IV. CIRCUIT IMPLEMENTATIONS AND SIMULATION RESULTS
In this section, circuit implementation and simulation results for the SW cell and the RSA structures are presented. Results for an N-point DFT implementation where N=32 with serial input and parallel outputs will be presented. The same basic RSA implementation has been configured to operate as a bank of eight 8-tap Polyphase filters, 8-channel Polyphase-DFT, or 8-channel IDFT-Polyphase. The RSA circuit consists of two arrays with a total of 16 PE and 16 SW cells. Two's complement number representation and fixed-point arithmetic has been used throughout. Hardware implementation is based on the Xilinx XC2VP100-6ff1704 FPGA device [14] .

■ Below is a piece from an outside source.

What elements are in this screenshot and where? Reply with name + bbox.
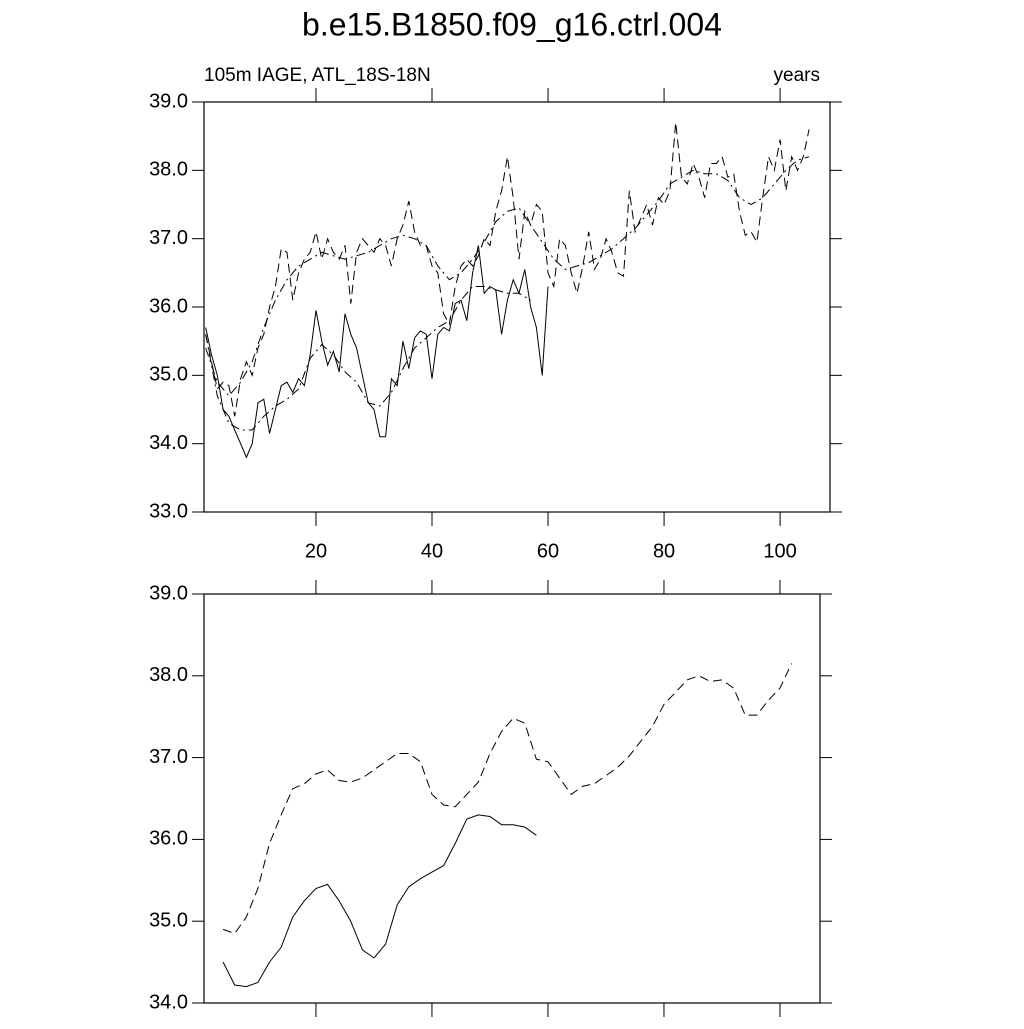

The input and output data are represented by 24 and 34 bit-words respectively while the DFT coefficients are represented by 18 bit-words, all in complex format. Simulations for the RSA and the SW circuits show that they can operate at maximum frequencies of 30 and 222.3 MHz respectively. Simulation result for the RSA circuit shows that its throughput performance is limited by that of the PE cell, which operates at a clock rate of 32.5 MHz. Thus, for a 32-point DFT circuit, a performance of up to 240M DFT operations per second can be achieved. For the 8-channel Polyphase filter, the circuit throughput is 120 MSPS. And for the IDFT-Polyphase and Polyphase-DFT configurations, the RSA circuit shows a throughput of 60 MSPS in both cases.
Simulation results for the SW cell are shown in Table I  and Table II presents logic resource requirements for the various RSA circuit implementations. Throughput results for the 32-point DFT, the 8-channel Polyphase FIR filter, the 8-channel IDFT-Polyphase and Polyphase-DFT circuit mapping are presented in Table III . V. SUMMARY A reconfigurable SoC circuit implementation based on systolic array architecture, suitable for multi-carrier wireless applications, has been presented. The circuit structure consists of an array of identical processing elements and switches that can be reconfigured to perform arithmetic computations required for DFT, FIR-Polyphase filters or IDFT-Polyphase/Polyphase-DFT. The coarse grain and regular characteristics of the RSA architecture make it suitable for system on chip applications. Further research to extend the RSA architecture to support other complex DSP functions is envisaged.